ー地球連邦防御軍:宇宙探索艇サザンクロスー
このサザンクロスは、白色彗星帝国ガトランティス戦、テレザート解放作戦時に使用された上陸用舟艇を改良した宇宙艇である。
元々が強襲揚陸艇をコンセプトに造られた宇宙艇である。
その為、悪路にも対応され、重火器を装備している。
真田的には、非武装でも良かったのだが、あまり改装に時間を掛けるのも、得策では無いと判断、敢えて武装解除は、しなかった。

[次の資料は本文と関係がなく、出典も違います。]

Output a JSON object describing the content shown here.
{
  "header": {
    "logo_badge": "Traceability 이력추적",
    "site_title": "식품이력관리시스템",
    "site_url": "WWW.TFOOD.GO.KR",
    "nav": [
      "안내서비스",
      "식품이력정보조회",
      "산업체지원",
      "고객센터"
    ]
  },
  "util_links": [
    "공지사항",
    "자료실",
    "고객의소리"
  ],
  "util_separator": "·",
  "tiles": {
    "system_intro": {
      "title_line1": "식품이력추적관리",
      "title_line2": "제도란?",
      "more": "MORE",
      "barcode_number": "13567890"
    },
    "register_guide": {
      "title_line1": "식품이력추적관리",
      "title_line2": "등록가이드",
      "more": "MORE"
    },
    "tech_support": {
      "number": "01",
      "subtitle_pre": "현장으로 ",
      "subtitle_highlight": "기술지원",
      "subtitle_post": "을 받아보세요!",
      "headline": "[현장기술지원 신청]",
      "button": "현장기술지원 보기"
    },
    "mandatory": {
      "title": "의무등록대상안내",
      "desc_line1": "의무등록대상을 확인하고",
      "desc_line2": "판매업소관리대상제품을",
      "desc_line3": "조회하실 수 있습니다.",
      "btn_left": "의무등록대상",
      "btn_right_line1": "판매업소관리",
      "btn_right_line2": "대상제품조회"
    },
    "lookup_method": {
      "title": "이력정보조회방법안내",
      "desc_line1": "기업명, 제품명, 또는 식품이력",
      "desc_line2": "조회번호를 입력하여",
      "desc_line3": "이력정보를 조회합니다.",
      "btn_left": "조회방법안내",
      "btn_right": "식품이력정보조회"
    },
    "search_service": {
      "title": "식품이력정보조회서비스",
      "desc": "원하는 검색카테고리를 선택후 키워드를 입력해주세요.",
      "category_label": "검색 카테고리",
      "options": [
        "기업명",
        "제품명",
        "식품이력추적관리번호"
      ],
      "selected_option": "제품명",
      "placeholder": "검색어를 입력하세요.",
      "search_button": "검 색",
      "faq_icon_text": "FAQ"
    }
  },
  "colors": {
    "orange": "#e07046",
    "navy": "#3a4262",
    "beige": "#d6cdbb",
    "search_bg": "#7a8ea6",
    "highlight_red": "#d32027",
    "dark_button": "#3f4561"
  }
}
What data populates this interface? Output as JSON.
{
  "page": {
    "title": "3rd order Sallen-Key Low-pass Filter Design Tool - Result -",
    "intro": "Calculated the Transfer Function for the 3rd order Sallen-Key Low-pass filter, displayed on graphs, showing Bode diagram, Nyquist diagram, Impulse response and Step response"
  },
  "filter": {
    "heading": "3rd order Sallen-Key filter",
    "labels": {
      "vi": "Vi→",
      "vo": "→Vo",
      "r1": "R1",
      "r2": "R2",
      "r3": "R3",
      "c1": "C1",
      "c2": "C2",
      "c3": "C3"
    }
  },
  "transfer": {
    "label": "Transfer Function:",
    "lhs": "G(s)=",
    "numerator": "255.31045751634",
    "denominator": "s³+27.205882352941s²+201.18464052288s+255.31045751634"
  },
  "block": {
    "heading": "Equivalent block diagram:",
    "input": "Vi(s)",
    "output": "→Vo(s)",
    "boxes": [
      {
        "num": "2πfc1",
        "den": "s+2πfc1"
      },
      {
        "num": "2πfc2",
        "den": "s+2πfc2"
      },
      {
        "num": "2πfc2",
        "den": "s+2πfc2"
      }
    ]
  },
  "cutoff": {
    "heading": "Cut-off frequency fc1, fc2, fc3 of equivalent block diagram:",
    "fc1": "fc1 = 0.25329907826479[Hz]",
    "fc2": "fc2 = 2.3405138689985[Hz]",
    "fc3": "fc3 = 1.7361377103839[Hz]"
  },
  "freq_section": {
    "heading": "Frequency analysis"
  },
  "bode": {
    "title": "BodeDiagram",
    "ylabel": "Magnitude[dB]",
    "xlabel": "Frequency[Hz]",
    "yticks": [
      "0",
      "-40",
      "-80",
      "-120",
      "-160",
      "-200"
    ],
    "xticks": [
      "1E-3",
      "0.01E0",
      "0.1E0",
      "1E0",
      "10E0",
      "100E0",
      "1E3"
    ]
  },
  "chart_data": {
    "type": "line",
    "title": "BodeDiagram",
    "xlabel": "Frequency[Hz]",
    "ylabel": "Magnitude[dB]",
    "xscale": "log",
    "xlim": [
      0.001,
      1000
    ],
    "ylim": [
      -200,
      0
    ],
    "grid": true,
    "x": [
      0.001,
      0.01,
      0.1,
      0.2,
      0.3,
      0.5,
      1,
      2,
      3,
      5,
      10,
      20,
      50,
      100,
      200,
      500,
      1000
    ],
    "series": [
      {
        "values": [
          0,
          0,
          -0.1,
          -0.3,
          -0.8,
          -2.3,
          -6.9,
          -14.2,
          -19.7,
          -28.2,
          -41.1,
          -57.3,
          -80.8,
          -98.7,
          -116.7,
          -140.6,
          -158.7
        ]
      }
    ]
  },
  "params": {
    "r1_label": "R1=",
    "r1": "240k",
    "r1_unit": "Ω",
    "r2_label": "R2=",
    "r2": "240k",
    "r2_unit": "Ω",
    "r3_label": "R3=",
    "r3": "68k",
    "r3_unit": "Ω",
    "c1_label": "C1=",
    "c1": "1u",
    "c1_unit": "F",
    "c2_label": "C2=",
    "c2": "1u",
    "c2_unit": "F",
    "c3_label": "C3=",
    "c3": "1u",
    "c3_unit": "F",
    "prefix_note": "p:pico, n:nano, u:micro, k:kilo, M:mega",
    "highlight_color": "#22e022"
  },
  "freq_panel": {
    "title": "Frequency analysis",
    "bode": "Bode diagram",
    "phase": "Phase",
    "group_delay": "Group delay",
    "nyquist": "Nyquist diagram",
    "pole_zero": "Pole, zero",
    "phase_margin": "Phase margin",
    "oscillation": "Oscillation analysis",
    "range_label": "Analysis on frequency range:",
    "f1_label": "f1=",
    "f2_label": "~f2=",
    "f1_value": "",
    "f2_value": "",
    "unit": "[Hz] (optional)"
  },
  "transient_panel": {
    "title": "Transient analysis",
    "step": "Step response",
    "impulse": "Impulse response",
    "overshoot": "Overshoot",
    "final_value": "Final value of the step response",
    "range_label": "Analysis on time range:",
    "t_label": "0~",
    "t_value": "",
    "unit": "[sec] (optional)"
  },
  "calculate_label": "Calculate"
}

改良点では、広域レーダーと地中探索レーダーを増設したくらいである。
ー火星宙域アステロイド・ベルトー
【アメシス・ブローネ】
「艦長。まだ特務隊から連絡は、入らんのか?」
「ハッ。申し訳御座いません。アメシス様。」
「何せ、偏狭の太陽系(ち)に存在する惑星(ほし)ですので。」
「艦長。忘れたか!?ここは、あのヤマトが眠る地。」
「私の父上を追いやった地球が存在する地。」
「そして、我々セイレーン連邦が100年もの長きに渡り、戦争している敬意を払うべき相手だ。」
「アメシス様。お言葉ですが、敬意ですか!?」
「艦長。頭が固いな。」
「情報は、まだなのだな。下がってよし。」
◆
「艦長。これで全カリキュラムを終了しました。」
「うむ。」
「航海長。進路を月面基地へ。」
「船務長。月軌道まで交代で、休息を取らせよ。」
「了解。」
アメシスの座乗艦とは、反対側の同アステロイド・ベルトにてテスト航海中の次期地球連邦防衛軍宇宙艦隊旗艦:開発ネーム「紀伊」は、現時点を持って全テストカリキュラムを終了、母港と成る月面基地へ進路を合わせた。
後編へ
つづく。
◆
次期地球連邦防衛軍:宇宙艦隊旗艦・戦略戦闘指揮艦:超ヤマト型紀伊(試作艦)
艦種:超弩級宇宙戦艦
識別番号BBY-111
全長:560.00m
艦体幅:50.00m
最大幅:61.77m(安定翼展開時:87.72m)
艦体高:94.54m
最大高:99.47m
最大速力
(通常航行時)亜光速
乗員:33名(テストプログラマーを除く)
主機関:改・ロ号艦本イ400式次元波動缶(通称:波動ツイン・エンジン)
副機関:艦本式コスモタービン改(74式推進機関×8基・2軸(核融合推進方式)
兵装
次元波動爆縮放射機(200糎口径、通称 波動砲)×1門
主砲:52糎単装 波動カートリッジ衝撃砲塔×10基(10門)
副砲:15.5糎三連装陽電子衝撃砲塔×4基(12門)
魚雷発射管×12門(艦首および艦尾両舷)
八連装ミサイル発射塔×1基(煙突部)
ミサイル発射管×32門(両舷側・艦底部)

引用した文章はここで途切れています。